2, 71, 90 – Nachbericht zum OERCamp 2020 in Hamburg

Auch wenn das Schmuddel-Wetter Hamburg fest im Griff hatte: Am 20. und 21. Februar fand das OERCamp „classic“ in der Hansestadt statt. Dank Barcamp-Format brachten sich vor Ort circa 90 Teilnehmende mit Session-Vorschlägen rund um Open Educational Resources (OER) ein. Aus diesen wurde nach kurzer Abstimmung das Programm erstellt. 71 Sessions zu Themen wie OER für Einsteiger_Innen, Austausch zu OER-Tools, OER-Formate für Schulen und Hochschulen sowie Praxiserfahrungen in Lehre und Lernen waren es am Ende im Hamburger Coworking-Space betahaus.

Der vollständige Sessionplan des OERCamps lässt sich hier aufrufen. Besonders bemerkenswert: Nahezu alle Sessions wurden von den Teilnehmenden kollaborativ dokumentiert. Einen großen Anteil daran dürfte auch der Vorab-Workshop „Wie wir Barcamps gut dokumentieren“ von Nele Hirsch haben. Die jeweiligen Dokumentationen lassen sich direkt über den Session-Plan abrufen. Abseits der eigentlichen Session-Termine gab es auch so reichlich Möglichkeiten für Austausch und Vernetzung. Im Folgenden teile ich eine kurze Liste mit Informationen, Fragen, Tools, Inspirationen oder Aufrufen, die mir besonders in Erinnerung geblieben oder im Nachgang aufgekommen sind.

Für einen umfassenderen Einblick empfiehlt sich ein Blick in die – oben bereits erwähnt – offen zugänglichen Dokumentationen der einzelnen Sessions. Zusätzliche Impressionen gibt es auch über den Hashtag #OERcamp.

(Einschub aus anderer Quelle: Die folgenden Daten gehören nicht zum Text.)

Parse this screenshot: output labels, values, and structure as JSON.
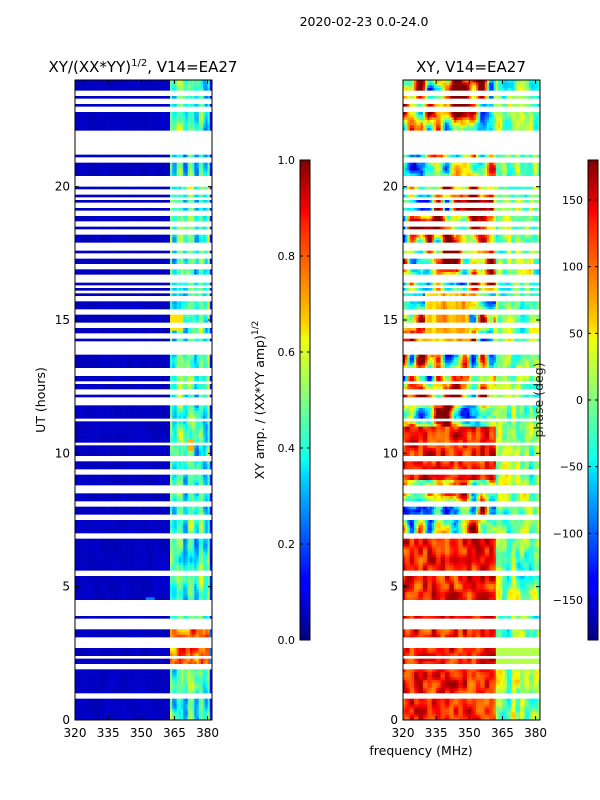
{
  "chart_data": [
    {
      "type": "heatmap",
      "id": "amp",
      "title_prefix": "XY/(XX*YY)",
      "title_sup": "1/2",
      "title_suffix": ", V14=EA27",
      "xlabel": "",
      "ylabel": "UT (hours)",
      "xlim": [
        320,
        382
      ],
      "ylim": [
        0,
        24
      ],
      "xticks": [
        320,
        335,
        350,
        365,
        380
      ],
      "yticks": [
        0,
        5,
        10,
        15,
        20
      ],
      "colorbar": {
        "label_prefix": "XY amp. / (XX*YY amp)",
        "label_sup": "1/2",
        "range": [
          0.0,
          1.0
        ],
        "ticks": [
          0.0,
          0.2,
          0.4,
          0.6,
          0.8,
          1.0
        ],
        "tick_labels": [
          "0.0",
          "0.2",
          "0.4",
          "0.6",
          "0.8",
          "1.0"
        ]
      },
      "colormap": "jet",
      "description": "Amplitude ratio low (~0.05) below 363 MHz; bright band (~0.3-0.6) at 363-380 MHz; red spikes (~0.9) near 365-380 MHz around UT 2-3.7 h"
    },
    {
      "type": "heatmap",
      "id": "phase",
      "title": "XY, V14=EA27",
      "xlabel": "frequency (MHz)",
      "ylabel": "",
      "xlim": [
        320,
        382
      ],
      "ylim": [
        0,
        24
      ],
      "xticks": [
        320,
        335,
        350,
        365,
        380
      ],
      "yticks": [
        0,
        5,
        10,
        15,
        20
      ],
      "colorbar": {
        "label": "phase (deg)",
        "range": [
          -180,
          180
        ],
        "ticks": [
          -150,
          -100,
          -50,
          0,
          50,
          100,
          150
        ],
        "tick_labels": [
          "−150",
          "−100",
          "−50",
          "0",
          "50",
          "100",
          "150"
        ]
      },
      "colormap": "jet"
    }
  ],
  "figure": {
    "suptitle": "2020-02-23 0.0-24.0"
  },
  "flagged_rows_ut": [
    0.9,
    1.95,
    2.0,
    2.05,
    2.35,
    2.8,
    3.0,
    3.5,
    3.7,
    3.95,
    4.0,
    4.05,
    4.1,
    4.3,
    4.45,
    5.5,
    6.9,
    7.6,
    8.1,
    8.55,
    8.7,
    9.3,
    9.8,
    10.35,
    11.25,
    11.9,
    12.0,
    12.3,
    12.65,
    12.95,
    13.0,
    13.1,
    13.8,
    13.9,
    14.1,
    14.4,
    14.8,
    15.3,
    15.8,
    16.05,
    16.25,
    16.45,
    16.6,
    17.0,
    17.4,
    17.7,
    17.8,
    18.3,
    18.6,
    19.0,
    19.3,
    19.55,
    19.8,
    20.1,
    20.3,
    21.0,
    21.3,
    21.5,
    21.7,
    21.85,
    22.0,
    22.9,
    23.2,
    23.5
  ]
}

1. OER muss nicht zwangsläufig digital sein

Es kann nicht oft genug gesagt werden. Wie andere Lernmaterialien müssen auch OER nicht zwangsläufig digital sein. Eine Umsetzung ist ebenso auf Papier oder in anderen haptischen Formen möglich. Ein schönes Beispiel gab es beim OERCamp mit dem OER-Würfel von Axel Klinger. Dieser bietet einen kompakten Einblick in die OER-Welt (u.a. Was sind OER? Warum OER? Für Wen?). Empfehlenswert in diesem Zusammenhang ist auch die Mini-Buch-Idee von Sandra Schön und Martin Ebner.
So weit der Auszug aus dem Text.